Under the initiative, employees could start using their accrued and unused sick and safe time after 90 days of employment. They would not be entitled to payment of accrued and unused sick and safe time upon separation from employment. Employers should anticipate heavy use of such sick and safe time shortly before an employee's resignation, as this sick and safe time could be viewed by employees as "paid time off" to which they are entitled.
If this initiative is enacted, employers could not take an employee's use of sick and safe time into consideration when evaluating employees. Moreover, employers would be prohibited from interfering with employees' exercise of rights, discriminating against such employees, or retaliating against employees for their use of sick and safe time. Indeed, any adverse action taken against an employee within 90 days after an employee's exercise of rights would presumptively be retaliatory.
The Denver Agency for Human Rights and Community Relations would receive and investigate charges of alleged violations, and would be empowered to prosecute charges it deems meritorious. Moreover, employees would have the right to file suit for violations, and could recover damages and equitable relief.

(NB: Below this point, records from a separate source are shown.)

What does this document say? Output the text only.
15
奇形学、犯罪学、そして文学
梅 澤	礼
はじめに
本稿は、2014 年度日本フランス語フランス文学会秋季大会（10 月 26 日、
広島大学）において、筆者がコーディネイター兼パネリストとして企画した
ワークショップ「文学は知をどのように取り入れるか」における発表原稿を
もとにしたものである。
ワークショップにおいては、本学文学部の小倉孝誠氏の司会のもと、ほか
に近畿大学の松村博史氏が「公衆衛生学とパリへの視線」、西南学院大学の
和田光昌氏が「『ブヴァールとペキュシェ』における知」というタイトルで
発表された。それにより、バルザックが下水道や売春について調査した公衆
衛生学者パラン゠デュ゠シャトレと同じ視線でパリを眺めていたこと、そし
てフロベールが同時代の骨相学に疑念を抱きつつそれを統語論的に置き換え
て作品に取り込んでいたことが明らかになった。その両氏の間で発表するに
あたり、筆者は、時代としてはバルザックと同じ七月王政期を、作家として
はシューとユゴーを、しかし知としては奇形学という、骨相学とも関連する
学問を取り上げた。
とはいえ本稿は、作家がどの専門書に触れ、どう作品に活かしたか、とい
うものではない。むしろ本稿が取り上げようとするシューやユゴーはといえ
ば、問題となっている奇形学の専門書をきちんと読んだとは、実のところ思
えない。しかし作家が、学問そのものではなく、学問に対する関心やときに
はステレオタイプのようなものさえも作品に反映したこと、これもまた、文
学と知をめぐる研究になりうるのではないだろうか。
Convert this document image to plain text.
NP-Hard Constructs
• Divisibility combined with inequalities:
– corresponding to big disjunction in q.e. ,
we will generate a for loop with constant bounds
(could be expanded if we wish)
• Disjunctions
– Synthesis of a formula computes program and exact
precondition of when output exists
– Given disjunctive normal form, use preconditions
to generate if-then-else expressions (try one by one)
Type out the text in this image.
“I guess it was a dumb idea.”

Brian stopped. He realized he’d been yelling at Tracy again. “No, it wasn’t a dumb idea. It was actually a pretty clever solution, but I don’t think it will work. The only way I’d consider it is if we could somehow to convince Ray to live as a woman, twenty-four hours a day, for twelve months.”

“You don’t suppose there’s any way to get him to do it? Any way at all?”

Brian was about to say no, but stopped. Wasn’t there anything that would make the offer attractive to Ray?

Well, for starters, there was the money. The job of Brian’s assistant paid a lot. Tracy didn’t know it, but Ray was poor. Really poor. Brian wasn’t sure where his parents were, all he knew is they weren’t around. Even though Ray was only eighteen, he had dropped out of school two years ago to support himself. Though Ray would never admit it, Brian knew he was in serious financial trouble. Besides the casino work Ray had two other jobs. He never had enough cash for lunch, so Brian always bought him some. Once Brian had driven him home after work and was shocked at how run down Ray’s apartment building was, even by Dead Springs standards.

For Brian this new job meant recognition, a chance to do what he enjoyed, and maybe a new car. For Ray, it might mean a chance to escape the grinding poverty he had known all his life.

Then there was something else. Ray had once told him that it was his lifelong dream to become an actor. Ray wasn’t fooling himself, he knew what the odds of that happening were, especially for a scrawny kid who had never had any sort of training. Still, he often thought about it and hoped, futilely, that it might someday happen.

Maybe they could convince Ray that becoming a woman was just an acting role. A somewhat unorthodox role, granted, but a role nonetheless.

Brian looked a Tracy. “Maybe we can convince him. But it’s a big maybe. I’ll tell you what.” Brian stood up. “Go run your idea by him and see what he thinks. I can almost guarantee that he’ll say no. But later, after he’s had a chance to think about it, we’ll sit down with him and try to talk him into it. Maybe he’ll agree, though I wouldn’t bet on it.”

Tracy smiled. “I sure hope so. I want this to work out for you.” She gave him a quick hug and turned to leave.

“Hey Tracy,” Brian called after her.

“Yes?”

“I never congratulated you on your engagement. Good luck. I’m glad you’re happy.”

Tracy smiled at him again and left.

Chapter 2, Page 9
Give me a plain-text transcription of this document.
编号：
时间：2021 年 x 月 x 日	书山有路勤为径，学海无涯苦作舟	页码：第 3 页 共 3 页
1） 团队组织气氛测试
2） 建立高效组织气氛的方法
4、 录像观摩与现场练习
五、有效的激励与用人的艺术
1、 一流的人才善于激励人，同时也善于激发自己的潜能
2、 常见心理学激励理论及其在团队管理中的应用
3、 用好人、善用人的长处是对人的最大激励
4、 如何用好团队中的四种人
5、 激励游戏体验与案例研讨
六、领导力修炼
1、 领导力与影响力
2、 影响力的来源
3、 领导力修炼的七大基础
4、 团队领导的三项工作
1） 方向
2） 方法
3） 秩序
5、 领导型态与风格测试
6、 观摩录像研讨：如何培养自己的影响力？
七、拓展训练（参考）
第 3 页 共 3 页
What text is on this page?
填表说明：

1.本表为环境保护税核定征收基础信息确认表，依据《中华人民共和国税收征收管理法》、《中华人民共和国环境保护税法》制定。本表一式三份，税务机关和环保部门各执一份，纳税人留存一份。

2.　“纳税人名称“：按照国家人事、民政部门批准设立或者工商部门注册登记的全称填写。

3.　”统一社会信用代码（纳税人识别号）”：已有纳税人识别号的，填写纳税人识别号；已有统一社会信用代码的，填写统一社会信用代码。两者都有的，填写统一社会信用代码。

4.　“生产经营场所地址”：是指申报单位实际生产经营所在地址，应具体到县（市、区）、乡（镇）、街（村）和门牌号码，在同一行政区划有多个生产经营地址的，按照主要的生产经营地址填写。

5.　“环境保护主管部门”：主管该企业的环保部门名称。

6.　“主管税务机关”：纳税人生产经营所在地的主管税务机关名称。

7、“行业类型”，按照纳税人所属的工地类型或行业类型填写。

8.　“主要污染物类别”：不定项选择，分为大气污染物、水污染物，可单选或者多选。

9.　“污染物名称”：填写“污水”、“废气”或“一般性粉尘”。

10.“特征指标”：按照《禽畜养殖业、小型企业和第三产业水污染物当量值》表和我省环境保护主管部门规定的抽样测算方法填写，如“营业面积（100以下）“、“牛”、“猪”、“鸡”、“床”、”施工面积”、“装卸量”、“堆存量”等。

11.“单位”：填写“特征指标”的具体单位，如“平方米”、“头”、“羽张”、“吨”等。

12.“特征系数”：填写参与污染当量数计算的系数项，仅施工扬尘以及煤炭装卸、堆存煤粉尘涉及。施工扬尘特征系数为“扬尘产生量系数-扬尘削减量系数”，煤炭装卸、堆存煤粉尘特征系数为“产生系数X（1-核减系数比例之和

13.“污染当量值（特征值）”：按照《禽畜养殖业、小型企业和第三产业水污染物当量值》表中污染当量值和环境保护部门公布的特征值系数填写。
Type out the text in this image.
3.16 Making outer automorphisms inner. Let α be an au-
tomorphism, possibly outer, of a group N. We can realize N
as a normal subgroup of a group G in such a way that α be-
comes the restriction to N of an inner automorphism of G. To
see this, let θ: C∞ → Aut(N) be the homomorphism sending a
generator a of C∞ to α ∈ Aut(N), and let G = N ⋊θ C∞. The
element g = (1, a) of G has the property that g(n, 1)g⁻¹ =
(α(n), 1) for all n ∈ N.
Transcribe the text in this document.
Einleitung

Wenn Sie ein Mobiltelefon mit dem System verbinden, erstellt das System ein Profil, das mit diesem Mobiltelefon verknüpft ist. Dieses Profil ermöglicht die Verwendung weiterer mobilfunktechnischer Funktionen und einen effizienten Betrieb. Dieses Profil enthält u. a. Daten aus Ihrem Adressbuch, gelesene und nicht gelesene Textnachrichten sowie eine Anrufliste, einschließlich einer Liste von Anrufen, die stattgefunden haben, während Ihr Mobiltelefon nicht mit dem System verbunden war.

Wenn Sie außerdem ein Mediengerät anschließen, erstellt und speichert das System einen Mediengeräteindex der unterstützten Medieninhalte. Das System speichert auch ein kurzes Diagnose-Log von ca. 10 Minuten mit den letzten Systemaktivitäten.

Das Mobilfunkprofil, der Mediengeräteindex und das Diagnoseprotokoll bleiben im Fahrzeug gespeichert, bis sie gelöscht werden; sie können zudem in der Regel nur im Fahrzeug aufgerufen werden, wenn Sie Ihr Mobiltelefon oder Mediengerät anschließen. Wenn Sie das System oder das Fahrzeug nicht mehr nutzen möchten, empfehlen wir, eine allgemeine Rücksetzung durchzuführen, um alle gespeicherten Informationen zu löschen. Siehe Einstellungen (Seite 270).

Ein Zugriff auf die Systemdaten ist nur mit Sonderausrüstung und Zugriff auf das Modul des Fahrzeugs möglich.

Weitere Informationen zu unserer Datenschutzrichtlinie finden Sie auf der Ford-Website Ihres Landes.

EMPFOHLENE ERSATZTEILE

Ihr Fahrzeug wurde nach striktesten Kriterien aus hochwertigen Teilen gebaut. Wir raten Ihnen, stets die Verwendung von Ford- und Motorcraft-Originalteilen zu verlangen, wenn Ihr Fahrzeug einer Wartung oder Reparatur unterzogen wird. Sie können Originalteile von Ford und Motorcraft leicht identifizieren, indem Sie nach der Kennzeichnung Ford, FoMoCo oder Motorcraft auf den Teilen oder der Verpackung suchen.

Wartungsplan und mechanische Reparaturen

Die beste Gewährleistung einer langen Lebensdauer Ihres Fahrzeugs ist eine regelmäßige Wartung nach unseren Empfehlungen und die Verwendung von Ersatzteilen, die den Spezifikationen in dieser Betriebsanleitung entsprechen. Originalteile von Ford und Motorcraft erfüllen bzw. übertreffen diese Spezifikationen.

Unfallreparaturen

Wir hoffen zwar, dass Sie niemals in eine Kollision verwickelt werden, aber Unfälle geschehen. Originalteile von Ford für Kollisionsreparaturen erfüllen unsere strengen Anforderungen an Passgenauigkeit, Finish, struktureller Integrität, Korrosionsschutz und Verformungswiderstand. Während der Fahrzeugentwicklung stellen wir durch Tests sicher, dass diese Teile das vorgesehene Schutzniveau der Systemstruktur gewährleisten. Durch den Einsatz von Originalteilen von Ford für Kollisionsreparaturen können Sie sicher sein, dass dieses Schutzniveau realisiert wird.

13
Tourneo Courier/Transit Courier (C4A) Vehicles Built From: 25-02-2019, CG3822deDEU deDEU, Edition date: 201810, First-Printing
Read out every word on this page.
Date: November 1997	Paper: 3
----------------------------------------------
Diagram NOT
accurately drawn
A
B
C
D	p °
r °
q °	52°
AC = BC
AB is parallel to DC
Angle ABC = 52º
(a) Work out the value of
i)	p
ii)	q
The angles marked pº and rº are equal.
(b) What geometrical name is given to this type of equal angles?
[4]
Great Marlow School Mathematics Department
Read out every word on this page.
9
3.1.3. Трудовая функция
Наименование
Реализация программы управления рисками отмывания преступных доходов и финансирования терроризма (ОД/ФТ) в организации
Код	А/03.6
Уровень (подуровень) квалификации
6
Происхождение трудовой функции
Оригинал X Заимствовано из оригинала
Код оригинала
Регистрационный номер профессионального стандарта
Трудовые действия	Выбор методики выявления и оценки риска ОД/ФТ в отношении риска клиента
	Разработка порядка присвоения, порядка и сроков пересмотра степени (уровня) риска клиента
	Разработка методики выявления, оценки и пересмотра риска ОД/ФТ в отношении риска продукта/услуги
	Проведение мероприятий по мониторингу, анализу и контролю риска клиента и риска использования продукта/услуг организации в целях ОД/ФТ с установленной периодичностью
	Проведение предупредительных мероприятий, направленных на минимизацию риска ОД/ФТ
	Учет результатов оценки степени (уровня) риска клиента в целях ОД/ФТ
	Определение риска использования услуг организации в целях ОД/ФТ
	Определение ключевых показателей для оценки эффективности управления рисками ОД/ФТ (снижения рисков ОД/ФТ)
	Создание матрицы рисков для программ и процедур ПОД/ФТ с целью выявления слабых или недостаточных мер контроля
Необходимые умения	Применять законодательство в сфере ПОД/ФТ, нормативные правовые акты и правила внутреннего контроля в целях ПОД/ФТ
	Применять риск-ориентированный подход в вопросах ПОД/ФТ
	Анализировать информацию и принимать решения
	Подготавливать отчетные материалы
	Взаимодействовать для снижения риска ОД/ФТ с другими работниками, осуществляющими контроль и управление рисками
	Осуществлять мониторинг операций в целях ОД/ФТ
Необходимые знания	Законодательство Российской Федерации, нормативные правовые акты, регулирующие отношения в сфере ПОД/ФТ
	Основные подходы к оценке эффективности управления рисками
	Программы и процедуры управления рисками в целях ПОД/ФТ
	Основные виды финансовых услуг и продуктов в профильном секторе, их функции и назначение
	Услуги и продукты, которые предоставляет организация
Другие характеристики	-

The proposed Denver ordinance would not apply to federal or state government employers. It also would not apply to certain employees covered by collective bargaining agreements, but only if such CBAs clearly and unambiguously waived the employees' rights under the ordinance. However, all other employers, regardless of size, would be required to provide such paid sick and safe time. (This is another example of how the Denver initiative is more generous than some of is counterparts - in Connecticut, for instance, only employers with 50 or more employees are covered.)
The initiative contains a few concessions to smaller and new businesses. For instance, businesses with fewer than ten employees may cap their paid time off at 40 hours (instead of the 72-hour limit for other covered employers). Also, while the initiative would take effect for most employers 60 days after passage, it would not take effect for small businesses until an additional six months elapsed. Further, while employees of most employers would begin accruing sick and safe time upon the start of their employment, employees of so-called "new small businesses" in their first year of operation would not begin their accruals until the completion of the first year of operation.
Sherman & Howard has prepared this advisory to provide general information on recent legal developments that may be of interest. This advisory does not provide legal advice for any specific situation and does not create an attorney-client relationship between any reader and the Firm.